Education and Training Requirements

High School

A good, well-rounded education is important for anyone pursuing top administrative positions. To prepare for a job in college administration, take accounting and math courses, as you may be dealing with financial records and student statistics. To be a dean of a college, you must have good communication skills, so you should take courses in English literature and composition. Also, speech courses are important, as you'll be required to give presentations and represent your department at meetings and conferences. Follow your school counselor's college preparatory plan, which will likely include courses in science, economics, foreign language, history, and sociology.

Postsecondary Training

Education requirements for jobs in college administration depend on the size of the school and the job position. Some assistant positions may not require anything more than a few years of experience in an office. For most jobs in college administration, however, you will need at least a bachelor's degree. For the top administrative positions, you will need a master's or a doctorate. A bachelor's degree in any field is usually acceptable for pursuing this career. After you have received your bachelor's, you may choose to pursue a master's in student personnel, administration, or subjects such as economics, psychology, and sociology. Other important studies include education, counseling, information processing, business, and finance. In order to become a college dean, you will need a doctoral degree and many years of experience with a college or university. Your degree may be in your area of study or in college administration.

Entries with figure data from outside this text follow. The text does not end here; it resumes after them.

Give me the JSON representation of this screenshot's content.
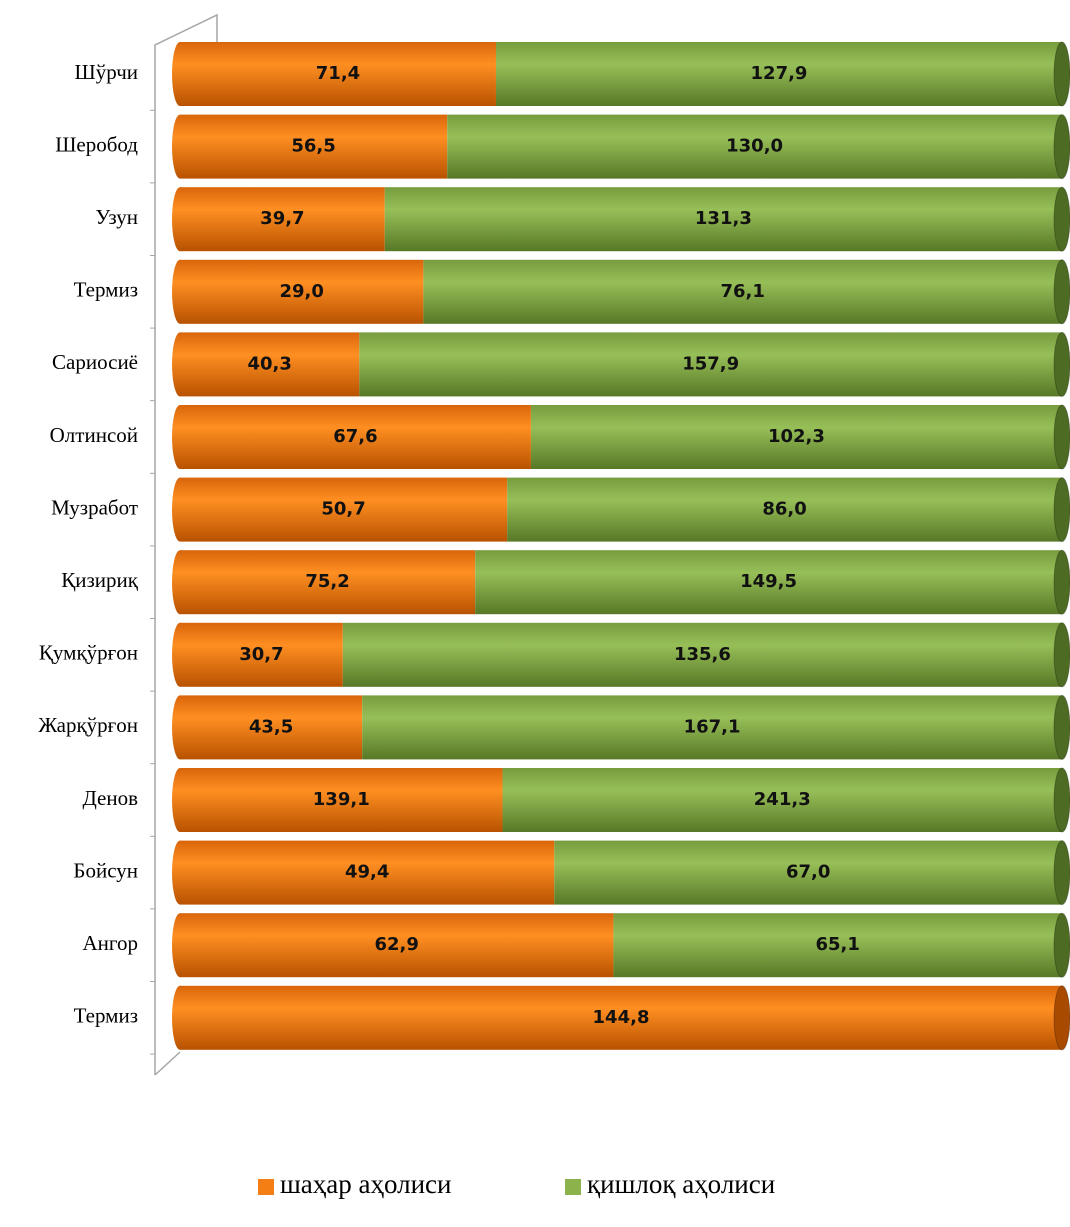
{
  "chart_data": {
    "type": "bar",
    "orientation": "horizontal",
    "stacking": "percent",
    "categories": [
      "Шўрчи",
      "Шеробод",
      "Узун",
      "Термиз",
      "Сариосиё",
      "Олтинсой",
      "Музработ",
      "Қизириқ",
      "Қумқўрғон",
      "Жарқўрғон",
      "Денов",
      "Бойсун",
      "Ангор",
      "Термиз"
    ],
    "series": [
      {
        "name": "шаҳар аҳолиси",
        "color": "#f47d14",
        "values": [
          71.4,
          56.5,
          39.7,
          29.0,
          40.3,
          67.6,
          50.7,
          75.2,
          30.7,
          43.5,
          139.1,
          49.4,
          62.9,
          144.8
        ],
        "value_labels": [
          "71,4",
          "56,5",
          "39,7",
          "29,0",
          "40,3",
          "67,6",
          "50,7",
          "75,2",
          "30,7",
          "43,5",
          "139,1",
          "49,4",
          "62,9",
          "144,8"
        ]
      },
      {
        "name": "қишлоқ аҳолиси",
        "color": "#8cb24c",
        "values": [
          127.9,
          130.0,
          131.3,
          76.1,
          157.9,
          102.3,
          86.0,
          149.5,
          135.6,
          167.1,
          241.3,
          67.0,
          65.1,
          null
        ],
        "value_labels": [
          "127,9",
          "130,0",
          "131,3",
          "76,1",
          "157,9",
          "102,3",
          "86,0",
          "149,5",
          "135,6",
          "167,1",
          "241,3",
          "67,0",
          "65,1",
          null
        ]
      }
    ],
    "legend": "bottom"
  }
}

Other Education or Training

Many professional associations provide continuing education (CE) opportunities to college administrators. For example, the American Association of Collegiate Registrars and Admissions Officers offers webinars and online courses such as Registrar 101, Admissions Counselor/Recruiter 101, and Managing the Admissions Officer. The College and University Professional Association for Human Resources offers a variety of CE opportunities, including a Boot Camp that features modules on diversity, human resources, labor law, and other topics. NASPA: Student Affairs Administrators in Higher Education offers webinars, workshops, and other learning opportunities. Contact these organizations for more information.

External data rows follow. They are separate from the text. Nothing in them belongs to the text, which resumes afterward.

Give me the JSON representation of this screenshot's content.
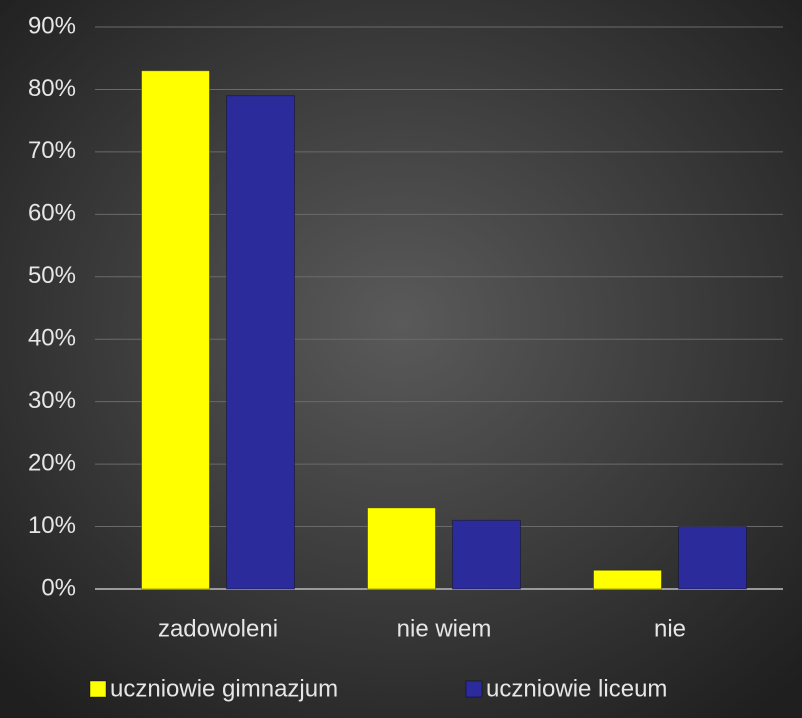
{
  "chart_data": {
    "type": "bar",
    "categories": [
      "zadowoleni",
      "nie wiem",
      "nie"
    ],
    "series": [
      {
        "name": "uczniowie gimnazjum",
        "color": "#ffff00",
        "values": [
          83,
          13,
          3
        ]
      },
      {
        "name": "uczniowie liceum",
        "color": "#2b2b9c",
        "values": [
          79,
          11,
          10
        ]
      }
    ],
    "ylim": [
      0,
      90
    ],
    "yticks": [
      {
        "value": 0,
        "label": "0%"
      },
      {
        "value": 10,
        "label": "10%"
      },
      {
        "value": 20,
        "label": "20%"
      },
      {
        "value": 30,
        "label": "30%"
      },
      {
        "value": 40,
        "label": "40%"
      },
      {
        "value": 50,
        "label": "50%"
      },
      {
        "value": 60,
        "label": "60%"
      },
      {
        "value": 70,
        "label": "70%"
      },
      {
        "value": 80,
        "label": "80%"
      },
      {
        "value": 90,
        "label": "90%"
      }
    ],
    "grid": true,
    "legend": "bottom"
  }
}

Certification, Licensing, and Special Requirements

Certification or Licensing

No certification or licensing is available for college administrators.

Experience, Skills, and Personality Traits

Several years of experience in lower-level administrative positions or as a college professor are required to become eligible for top positions such as dean of students or director of financial aid.

As a college administrator, you should be very organized and able to manage a busy office of assistants. Some offices require more organization than others; for example, a financial aid office handles the records and aid disbursement for the entire student body and requires a director with an eye for efficiency and the ability to keep track of all the various sources of student funding. As a dean, however, you will work in a smaller office, concentrating more on issues concerning faculty and committees. You will also rely on your diplomatic skills for maintaining an efficient and successful department. People skills are valuable for college deans, as you will be representing your department both within the university and at national conferences.

Whatever the administrative position, it is important to have patience and tact to handle a wide range of personalities as well as an emotional steadiness when confronted with unusual and unexpected situations.